We realized this past weekend that we made our first big mistake and that we will need to fire our web developer. We came to the conclusion that there is absolutely no way he would be able to finish anywhere close to on time for the given amount of money that we were paying him. He had also lied to us on a number of occasions. This had huge implications. This has forced us to find and hire someone else and launch at a much later date. We found out to do it properly, we would also have to spend about 4 times as much money. The combination of a later launch date, increased investing, and hiring of a new developer really caused us to question how much we wanted to do this. The risk and level of commitment all of a sudden increased dramatically.The website that Rohit had produced for us thus far just didn't have the feel and functionality that we envisioned the site to have. Not to mention, he just hadn't produced much. In order to really obtain a product that we would be fully satisfied with we recognized that we would have to design every single page, aspect, detail, functionality, button, menu, and feel of the entire application ourselves with a detailed power point presentation and supporting word document with links to existing webpage examples. This seemed like a daunting task and initially we both certainly didn't want to do it and felt we were wasting our time because our expectations were that these guys were going to do it for us.
The 50 slide (still working on it) presentation of the application we envision turned out to be a great exercise that has not only allowed us to receive another detailed quote and convey exactly what we want, but has also tremendously increased our confidence in our product. As we built and designed it, we realized, wow, I think we really have something here that we would really want to use ourselves. We could simply not drop the project. We talked a full afternoon discussing fears, excitement, worries, our passion for entrepreneurship, time constraints, money issues, the business' potential, just anything and everything we could think of. It began to hit us what we were really getting ourselves into and how much we really wanted to pursue this.It also hit us that if we are going to come anywhere near successful with this that it is going to taking a lot longer and that our investment might not pay off for a while. In hind sight, we simply didn't have realistic expectations. Entrepreneurship is really an all in or all out thing. Launching months later and spending much more only to have a semester of testing at two schools would simply not be anywhere near adequate. The decision essentially came down to whether we would commit to pursuing this directly out of college or not do it at all.
We made a final commitment and decision to really go all out with this making this a full time job from here on out and continue after college. THIS IS OUR JOB AFTER COLLEGE?!?!? There is no guaranteed success, no guaranteed income, no guaranteed anything really. We are surrounding by uncertainty, it is both frightening and unbelievably exciting. I cannot begin to explain all of the thoughts, worries, emotions, feelings, and excitement that is all just racing inside our heads. Before we might most likely would of had a back up plan with a job lined up so that we could make a long term commitment at the end of the year, now, we just made it.

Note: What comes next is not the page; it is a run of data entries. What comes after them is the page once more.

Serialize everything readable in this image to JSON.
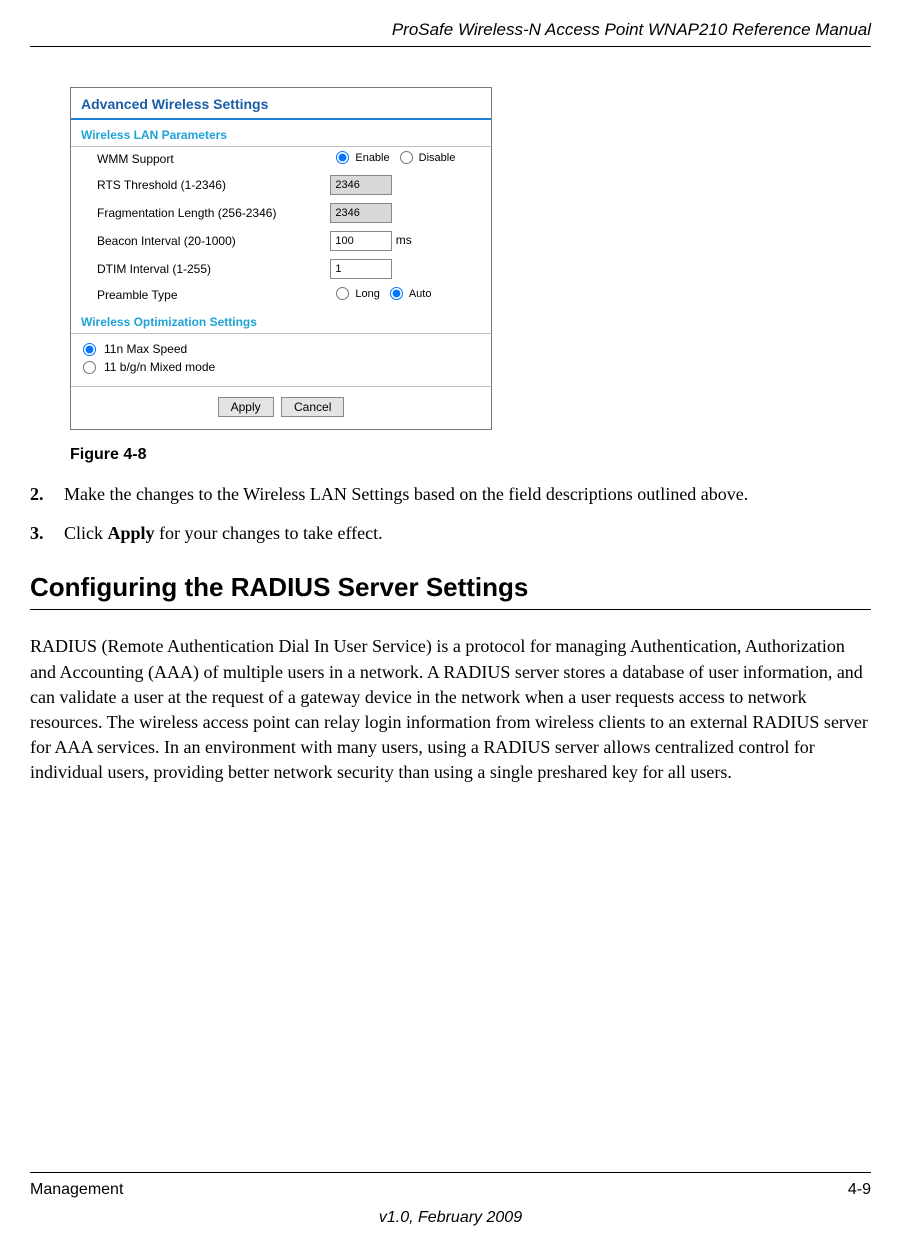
{
  "header": {
    "title": "ProSafe Wireless-N Access Point WNAP210 Reference Manual"
  },
  "figure": {
    "panel_title": "Advanced Wireless Settings",
    "section1_title": "Wireless LAN Parameters",
    "params": {
      "wmm_label": "WMM Support",
      "wmm_enable": "Enable",
      "wmm_disable": "Disable",
      "rts_label": "RTS Threshold (1-2346)",
      "rts_value": "2346",
      "frag_label": "Fragmentation Length (256-2346)",
      "frag_value": "2346",
      "beacon_label": "Beacon Interval (20-1000)",
      "beacon_value": "100",
      "beacon_unit": "ms",
      "dtim_label": "DTIM Interval (1-255)",
      "dtim_value": "1",
      "preamble_label": "Preamble Type",
      "preamble_long": "Long",
      "preamble_auto": "Auto"
    },
    "section2_title": "Wireless Optimization Settings",
    "opt": {
      "max_speed": "11n Max Speed",
      "mixed": "11 b/g/n Mixed mode"
    },
    "buttons": {
      "apply": "Apply",
      "cancel": "Cancel"
    },
    "caption": "Figure 4-8"
  },
  "steps": {
    "s2_num": "2.",
    "s2_text": "Make the changes to the Wireless LAN Settings based on the field descriptions outlined above.",
    "s3_num": "3.",
    "s3_text_a": "Click ",
    "s3_bold": "Apply",
    "s3_text_b": " for your changes to take effect."
  },
  "heading": "Configuring the RADIUS Server Settings",
  "paragraph": "RADIUS (Remote Authentication Dial In User Service) is a protocol for managing Authentication, Authorization and Accounting (AAA) of multiple users in a network. A RADIUS server stores a database of user information, and can validate a user at the request of a gateway device in the network when a user requests access to network resources. The wireless access point can relay login information from wireless clients to an external RADIUS server for AAA services. In an environment with many users, using a RADIUS server allows centralized control for individual users, providing better network security than using a single preshared key for all users.",
  "footer": {
    "left": "Management",
    "right": "4-9",
    "version": "v1.0, February 2009"
  }
}
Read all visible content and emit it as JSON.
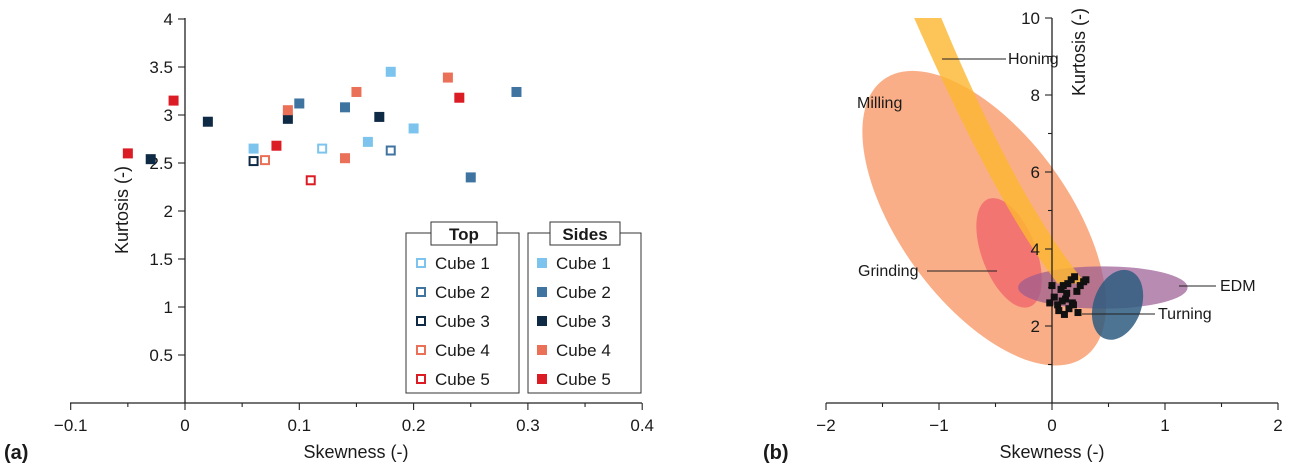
{
  "panels": {
    "a": {
      "tag": "(a)"
    },
    "b": {
      "tag": "(b)"
    }
  },
  "chart_data": [
    {
      "type": "scatter",
      "xlabel": "Skewness (-)",
      "ylabel": "Kurtosis (-)",
      "xlim": [
        -0.1,
        0.4
      ],
      "ylim": [
        0,
        4
      ],
      "xticks": [
        -0.1,
        0,
        0.1,
        0.2,
        0.3,
        0.4
      ],
      "xtick_labels": [
        "−0.1",
        "0",
        "0.1",
        "0.2",
        "0.3",
        "0.4"
      ],
      "yticks": [
        0.5,
        1,
        1.5,
        2,
        2.5,
        3,
        3.5,
        4
      ],
      "ytick_labels": [
        "0.5",
        "1",
        "1.5",
        "2",
        "2.5",
        "3",
        "3.5",
        "4"
      ],
      "grid": false,
      "legend_groups": [
        {
          "title": "Top",
          "marker": "open-square",
          "entries": [
            "Cube 1",
            "Cube 2",
            "Cube 3",
            "Cube 4",
            "Cube 5"
          ]
        },
        {
          "title": "Sides",
          "marker": "filled-square",
          "entries": [
            "Cube 1",
            "Cube 2",
            "Cube 3",
            "Cube 4",
            "Cube 5"
          ]
        }
      ],
      "colors": {
        "Cube 1": "#7cc4ee",
        "Cube 2": "#3f73a0",
        "Cube 3": "#0f2a45",
        "Cube 4": "#ea7058",
        "Cube 5": "#dc1c24"
      },
      "series": [
        {
          "name": "Cube 1",
          "group": "Top",
          "points": [
            [
              0.12,
              2.65
            ]
          ]
        },
        {
          "name": "Cube 2",
          "group": "Top",
          "points": [
            [
              0.18,
              2.63
            ]
          ]
        },
        {
          "name": "Cube 3",
          "group": "Top",
          "points": [
            [
              0.06,
              2.52
            ]
          ]
        },
        {
          "name": "Cube 4",
          "group": "Top",
          "points": [
            [
              0.07,
              2.53
            ]
          ]
        },
        {
          "name": "Cube 5",
          "group": "Top",
          "points": [
            [
              0.11,
              2.32
            ]
          ]
        },
        {
          "name": "Cube 1",
          "group": "Sides",
          "points": [
            [
              0.06,
              2.65
            ],
            [
              0.16,
              2.72
            ],
            [
              0.18,
              3.45
            ],
            [
              0.2,
              2.86
            ]
          ]
        },
        {
          "name": "Cube 2",
          "group": "Sides",
          "points": [
            [
              0.1,
              3.12
            ],
            [
              0.14,
              3.08
            ],
            [
              0.25,
              2.35
            ],
            [
              0.29,
              3.24
            ]
          ]
        },
        {
          "name": "Cube 3",
          "group": "Sides",
          "points": [
            [
              -0.03,
              2.54
            ],
            [
              0.02,
              2.93
            ],
            [
              0.09,
              2.96
            ],
            [
              0.17,
              2.98
            ]
          ]
        },
        {
          "name": "Cube 4",
          "group": "Sides",
          "points": [
            [
              0.09,
              3.05
            ],
            [
              0.14,
              2.55
            ],
            [
              0.15,
              3.24
            ],
            [
              0.23,
              3.39
            ]
          ]
        },
        {
          "name": "Cube 5",
          "group": "Sides",
          "points": [
            [
              -0.05,
              2.6
            ],
            [
              -0.01,
              3.15
            ],
            [
              0.08,
              2.68
            ],
            [
              0.24,
              3.18
            ]
          ]
        }
      ]
    },
    {
      "type": "scatter",
      "xlabel": "Skewness (-)",
      "ylabel": "Kurtosis (-)",
      "xlim": [
        -2,
        2
      ],
      "ylim": [
        0,
        10
      ],
      "xticks": [
        -2,
        -1,
        0,
        1,
        2
      ],
      "xtick_labels": [
        "−2",
        "−1",
        "0",
        "1",
        "2"
      ],
      "yticks": [
        2,
        4,
        6,
        8,
        10
      ],
      "ytick_labels": [
        "2",
        "4",
        "6",
        "8",
        "10"
      ],
      "grid": false,
      "regions": [
        {
          "label": "Milling",
          "color": "#f7935f",
          "opacity": 0.75,
          "shape": "ellipse",
          "center": [
            -0.6,
            4.8
          ],
          "semi_axes": [
            0.75,
            4.45
          ],
          "rotation_deg": -36
        },
        {
          "label": "Grinding",
          "color": "#f0626a",
          "opacity": 0.75,
          "shape": "ellipse",
          "center": [
            -0.38,
            3.9
          ],
          "semi_axes": [
            0.24,
            1.5
          ],
          "rotation_deg": -21
        },
        {
          "label": "EDM",
          "color": "#9a5a92",
          "opacity": 0.7,
          "shape": "ellipse",
          "center": [
            0.45,
            3.0
          ],
          "semi_axes": [
            0.75,
            0.55
          ],
          "rotation_deg": 0
        },
        {
          "label": "Turning",
          "color": "#2e5c7f",
          "opacity": 0.85,
          "shape": "ellipse",
          "center": [
            0.58,
            2.55
          ],
          "semi_axes": [
            0.32,
            0.62
          ],
          "rotation_deg": -70
        },
        {
          "label": "Honing",
          "color": "#fcb732",
          "opacity": 0.82,
          "shape": "band",
          "left_edge": [
            [
              -1.22,
              10
            ],
            [
              -0.5,
              5.2
            ],
            [
              0.05,
              3.1
            ]
          ],
          "right_edge": [
            [
              -0.98,
              10
            ],
            [
              -0.3,
              5.2
            ],
            [
              0.3,
              3.1
            ]
          ]
        }
      ],
      "points": [
        [
          0.02,
          2.75
        ],
        [
          0.05,
          2.55
        ],
        [
          0.08,
          2.95
        ],
        [
          0.1,
          3.05
        ],
        [
          0.12,
          2.7
        ],
        [
          0.14,
          3.1
        ],
        [
          0.17,
          3.2
        ],
        [
          0.2,
          3.28
        ],
        [
          0.22,
          2.9
        ],
        [
          0.25,
          3.05
        ],
        [
          0.28,
          3.15
        ],
        [
          0.15,
          2.45
        ],
        [
          0.06,
          2.4
        ],
        [
          0.18,
          2.6
        ],
        [
          0.11,
          2.3
        ],
        [
          0.0,
          3.05
        ],
        [
          -0.02,
          2.6
        ],
        [
          0.23,
          2.35
        ],
        [
          0.09,
          2.65
        ],
        [
          0.13,
          2.85
        ],
        [
          0.3,
          3.2
        ],
        [
          0.19,
          2.55
        ]
      ]
    }
  ]
}
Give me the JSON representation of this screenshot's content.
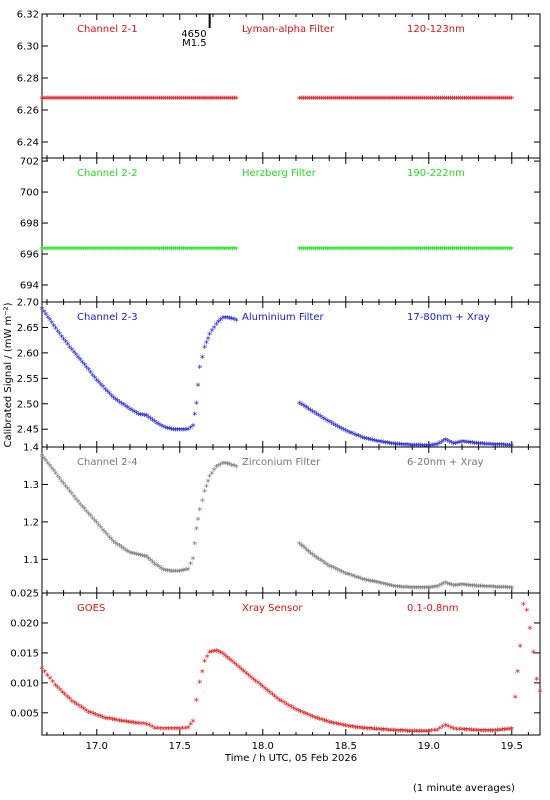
{
  "chart_data": {
    "type": "scatter",
    "ylabel": "Calibrated Signal / (mW m⁻²)",
    "xlabel": "Time / h UTC, 05 Feb 2026",
    "footnote": "(1 minute averages)",
    "xlim": [
      16.67,
      19.67
    ],
    "x_ticks": [
      "17.0",
      "17.5",
      "18.0",
      "18.5",
      "19.0",
      "19.5"
    ],
    "flare_marker": {
      "x": 17.68,
      "label1": "4650",
      "label2": "M1.5"
    },
    "panels": [
      {
        "channel": "Channel 2-1",
        "filter": "Lyman-alpha Filter",
        "band": "120-123nm",
        "color": "#e01010",
        "ylim": [
          6.23,
          6.32
        ],
        "y_ticks": [
          "6.24",
          "6.26",
          "6.28",
          "6.30",
          "6.32"
        ],
        "y_tick_values": [
          6.24,
          6.26,
          6.28,
          6.3,
          6.32
        ],
        "segments": [
          {
            "x": [
              16.67,
              17.5,
              17.84
            ],
            "y": [
              6.267,
              6.267,
              6.267
            ]
          },
          {
            "x": [
              18.22,
              19.0,
              19.5
            ],
            "y": [
              6.267,
              6.267,
              6.267
            ]
          }
        ]
      },
      {
        "channel": "Channel 2-2",
        "filter": "Herzberg Filter",
        "band": "190-222nm",
        "color": "#22dd22",
        "ylim": [
          692.9,
          702.2
        ],
        "y_ticks": [
          "694",
          "696",
          "698",
          "700",
          "702"
        ],
        "y_tick_values": [
          694,
          696,
          698,
          700,
          702
        ],
        "segments": [
          {
            "x": [
              16.67,
              17.5,
              17.84
            ],
            "y": [
              696.3,
              696.3,
              696.3
            ]
          },
          {
            "x": [
              18.22,
              19.0,
              19.5
            ],
            "y": [
              696.3,
              696.3,
              696.3
            ]
          }
        ]
      },
      {
        "channel": "Channel 2-3",
        "filter": "Aluminium Filter",
        "band": "17-80nm + Xray",
        "color": "#1a1ad0",
        "ylim": [
          2.415,
          2.7
        ],
        "y_ticks": [
          "2.45",
          "2.50",
          "2.55",
          "2.60",
          "2.65",
          "2.70"
        ],
        "y_tick_values": [
          2.45,
          2.5,
          2.55,
          2.6,
          2.65,
          2.7
        ],
        "segments": [
          {
            "x": [
              16.67,
              16.8,
              16.9,
              17.0,
              17.1,
              17.2,
              17.25,
              17.3,
              17.35,
              17.4,
              17.45,
              17.5,
              17.55,
              17.58,
              17.6,
              17.62,
              17.65,
              17.68,
              17.72,
              17.76,
              17.8,
              17.84
            ],
            "y": [
              2.685,
              2.625,
              2.585,
              2.545,
              2.51,
              2.488,
              2.478,
              2.475,
              2.463,
              2.453,
              2.448,
              2.447,
              2.448,
              2.455,
              2.5,
              2.57,
              2.61,
              2.635,
              2.655,
              2.668,
              2.667,
              2.663
            ]
          },
          {
            "x": [
              18.22,
              18.3,
              18.4,
              18.5,
              18.6,
              18.7,
              18.8,
              18.9,
              19.0,
              19.05,
              19.1,
              19.15,
              19.2,
              19.3,
              19.4,
              19.5
            ],
            "y": [
              2.5,
              2.483,
              2.463,
              2.445,
              2.432,
              2.424,
              2.419,
              2.417,
              2.416,
              2.418,
              2.428,
              2.42,
              2.424,
              2.42,
              2.418,
              2.417
            ]
          }
        ]
      },
      {
        "channel": "Channel 2-4",
        "filter": "Zirconium Filter",
        "band": "6-20nm + Xray",
        "color": "#777777",
        "ylim": [
          1.01,
          1.4
        ],
        "y_ticks": [
          "1.1",
          "1.2",
          "1.3",
          "1.4"
        ],
        "y_tick_values": [
          1.1,
          1.2,
          1.3,
          1.4
        ],
        "segments": [
          {
            "x": [
              16.67,
              16.8,
              16.9,
              17.0,
              17.1,
              17.2,
              17.3,
              17.35,
              17.4,
              17.45,
              17.5,
              17.55,
              17.58,
              17.6,
              17.62,
              17.65,
              17.68,
              17.72,
              17.76,
              17.8,
              17.84
            ],
            "y": [
              1.375,
              1.3,
              1.245,
              1.195,
              1.145,
              1.115,
              1.105,
              1.085,
              1.07,
              1.066,
              1.066,
              1.072,
              1.1,
              1.18,
              1.23,
              1.28,
              1.32,
              1.345,
              1.355,
              1.352,
              1.345
            ]
          },
          {
            "x": [
              18.22,
              18.3,
              18.4,
              18.5,
              18.6,
              18.7,
              18.8,
              18.9,
              19.0,
              19.05,
              19.1,
              19.15,
              19.2,
              19.3,
              19.4,
              19.5
            ],
            "y": [
              1.14,
              1.11,
              1.08,
              1.06,
              1.045,
              1.035,
              1.025,
              1.022,
              1.022,
              1.025,
              1.035,
              1.028,
              1.03,
              1.026,
              1.024,
              1.022
            ]
          }
        ]
      },
      {
        "channel": "GOES",
        "filter": "Xray Sensor",
        "band": "0.1-0.8nm",
        "color": "#e01010",
        "ylim": [
          0.0013,
          0.025
        ],
        "y_ticks": [
          "0.005",
          "0.010",
          "0.015",
          "0.020",
          "0.025"
        ],
        "y_tick_values": [
          0.005,
          0.01,
          0.015,
          0.02,
          0.025
        ],
        "segments": [
          {
            "x": [
              16.67,
              16.75,
              16.85,
              16.95,
              17.05,
              17.15,
              17.25,
              17.3,
              17.35,
              17.4,
              17.45,
              17.5,
              17.55,
              17.58,
              17.6,
              17.62,
              17.65,
              17.68,
              17.72,
              17.76,
              17.8,
              17.9,
              18.0,
              18.1,
              18.2,
              18.3,
              18.4,
              18.5,
              18.6,
              18.7,
              18.8,
              18.9,
              19.0,
              19.05,
              19.1,
              19.15,
              19.2,
              19.3,
              19.4,
              19.5,
              19.52,
              19.55,
              19.57,
              19.59,
              19.61,
              19.63,
              19.65,
              19.67
            ],
            "y": [
              0.0123,
              0.0095,
              0.0068,
              0.005,
              0.004,
              0.0035,
              0.0031,
              0.003,
              0.0023,
              0.0022,
              0.0022,
              0.0022,
              0.0024,
              0.0035,
              0.007,
              0.01,
              0.0135,
              0.015,
              0.0152,
              0.0147,
              0.0138,
              0.0115,
              0.0092,
              0.007,
              0.0054,
              0.0042,
              0.0033,
              0.0027,
              0.0023,
              0.0021,
              0.0019,
              0.0018,
              0.0018,
              0.002,
              0.0028,
              0.0022,
              0.0021,
              0.0019,
              0.0019,
              0.0022,
              0.0075,
              0.016,
              0.023,
              0.022,
              0.019,
              0.015,
              0.0105,
              0.0085
            ]
          }
        ]
      }
    ]
  }
}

Our journey, I am sure, will be filled with ups and downs living a completely different lifestyle we would have envisioned out of college. We are also strongly considering doing school part time now as well. I will be looking into how this works at BC tomorrow. Miles has told me he is down for it, and I certainly am too. This would mean that we only take 2-3 classes and continue our majors into a fifth year. This in itself is another huge decision that I didn't think we would have to make. What else is happening? We are in the process of hiring the new developer and we are also giving our first presentation to a potential investor and sales person we may hire Tuesday. Very excited.
I have already written a lot and there is so much to say at this point. I feel it is so hard to convey just how excited we are about this and how many questions are streaming through our thoughts. We are really putting ourselves in a position where success is our only option. This has to work! We will certainly be living frugal for a while and our lifestyles will be forced to change. I am sure more sacrifices will bound to spring up and even tougher decisions will have to be made.